Extending R

Packages

R is the standard analysis tool in Statistics today. Pretty much any tool developed by anyone is availabel in R, but not necessarily as part of the basic distribution. Many "add-on's" are available as libraries, which are distributed as packages. The easiest way to get them is to use the install.packages command. Say you want the library mvtnorm, which has many methods useful for the multivariate normal distribution. At the R prompt type

install.packages("mvtnorm",lib="c"\\R\\library")

(assuming R is installed in c:\R)

it will ask you for a download site, use an US site on the bottom of the list.

You only need to do this once, from now on just type

library(mvtnorm)

or even better put this line into .First

To check that the library is installed type

search()

to see what is inside type

ls(2)

if the library is at position 2

If you are on one of the department computer everything is already installed.

C

R is a very high-level language. Because of the vectorization and the very large number of built-in routines it is a very good language for developing new analysis routines. This same high-level, though, comes at a price of a lot of overhead, and so for actual calculations R can be very slow. One way around this is to rewrite some parts in C (or C++). This used to be very complicated and difficult, but in recent years the add-on package Rcpp has been developed that makes it very easy.

First you need to install Rcpp. On Linux machines that is very simple but on Windows machines a few step need to be taken. Follow the instructions here

Here is an example for the use of Rcpp:

Let's say we want to write a simulation to answer the following question. Let Z₁,..,Z_n be iid N(0,σ) and let

X_n,σ = max{Z₁,..,Z_n}

What is the mean of X_n,σ?

We can find out using a simulation: generate n N(0,σ) find the maximum. Repeat this many times (say 100 times) and find the mean of the maximums.

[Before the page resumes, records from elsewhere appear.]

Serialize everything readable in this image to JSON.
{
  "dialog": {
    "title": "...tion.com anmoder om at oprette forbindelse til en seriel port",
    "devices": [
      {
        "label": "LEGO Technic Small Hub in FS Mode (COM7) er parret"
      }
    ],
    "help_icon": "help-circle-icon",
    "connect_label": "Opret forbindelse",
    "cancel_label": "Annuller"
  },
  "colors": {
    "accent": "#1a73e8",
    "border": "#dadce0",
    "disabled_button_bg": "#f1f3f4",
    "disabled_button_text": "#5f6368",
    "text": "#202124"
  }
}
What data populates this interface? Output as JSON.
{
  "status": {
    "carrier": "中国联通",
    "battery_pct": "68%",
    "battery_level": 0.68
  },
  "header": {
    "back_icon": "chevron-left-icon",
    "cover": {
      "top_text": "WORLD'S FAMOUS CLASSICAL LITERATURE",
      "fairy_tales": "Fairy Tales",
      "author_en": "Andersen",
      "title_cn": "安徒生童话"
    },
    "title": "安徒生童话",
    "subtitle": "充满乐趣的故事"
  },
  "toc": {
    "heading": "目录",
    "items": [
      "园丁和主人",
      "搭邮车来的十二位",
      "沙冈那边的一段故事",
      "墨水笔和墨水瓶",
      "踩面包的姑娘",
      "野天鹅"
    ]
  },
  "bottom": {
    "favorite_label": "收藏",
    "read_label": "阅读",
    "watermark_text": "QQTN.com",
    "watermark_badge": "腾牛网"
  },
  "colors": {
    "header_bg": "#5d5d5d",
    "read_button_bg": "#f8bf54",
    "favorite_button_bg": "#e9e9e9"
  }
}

Here is an R routine that does this for 100 sigma's equally spaced from 0.1 to 1, and the plots sigma vs max:

maxsim <-
function (which=1,n,M=1000)
{
sigma=seq(0.1,1,length=100)
if(which==1) {
musigma=rep(0,100)
zmax=rep(0,M)
for(j in 1:100) {
for(i in 1:M) {
z=rnorm(n,0,sigma[j])
zmax[i]=max(z)
}
musigma[j]=mean(zmax)
}
}
if(which==2) musigma=maxsimC(n,sigma)
plot(sigma,musigma,type="l")
}

Now this is not very fast because of the double loop, so let's replace this part with a C routine:

_________________________________________________

#include <Rcpp.h>

using namespace Rcpp;

// [[Rcpp::export]]
Rcpp::NumericVector maxsimC(int n, Rcpp::NumericVector sigma) {

int Nsig=sigma.size();
int M=1000;

Rcpp::NumericVector zmax(M);
Rcpp::NumericVector musigma(Nsig);
Rcpp::NumericVector z(n);

for(int j=0;j<Nsig;++j) {
for(int i=0;i<M;++i) {
z=rnorm(n,0.0,sigma[j]);
zmax[i]=max(z);
}
musigma[j]=mean(zmax);
}
return musigma;
}

________________________________________________________

Obviously there are some differences between the R and the C routine, but otice first the similarities: the "main" part

of the two routines is essentially the same:

for(j in 1:100) {
   for(i in 1:M) {
         z=rnorm(n,0,sigma[j])
         zmax[i]=max(z)
   }
musigma[j]=mean(zmax)
}

_________

for(int j=0;j<Nsig;++j) {
   for(int i=0;i<M;++i) {
         z=rnorm(n,0.0,sigma[j]);
         zmax[i]=max(z);
   }
musigma[j]=mean(zmax);
}

______________________________

In fact one can often get started by opening a "template" such as

#include <Rcpp.h>

using namespace Rcpp;

// [[Rcpp::export]]
funname () {

return ;
}

and then copy-paste from the r routine.

here are some differences between R and C:

• in C every line ends with a ;

• vectors start at 0, not 1

There is another remarkable feature of this C routine. If we wanted to write this as a pure stand-alone C routine it would be much longer. For example, rnorm is not a X command. In fact basic C does not even have a random number generator included, let alone a routine to generate normals. So we would need to first implement (of find on the internet) a routine that does this. Similarly max and mean are not C, but R. Many of the basic R commands have been ported to Rcpp and are now available in exactly the same way as in R. This includes the vectorization!

Finally we want to "link" the C routine to R. this is as done as follows. Say we save the C routine in a file called maxsimC.cpp (and in the folder from which we started R). Now go to R and type

sourceCpp("maxsimC.cpp")

If ther are syntax errors you will be told, otherwise you are good. Now maxsim with which=2 runs it.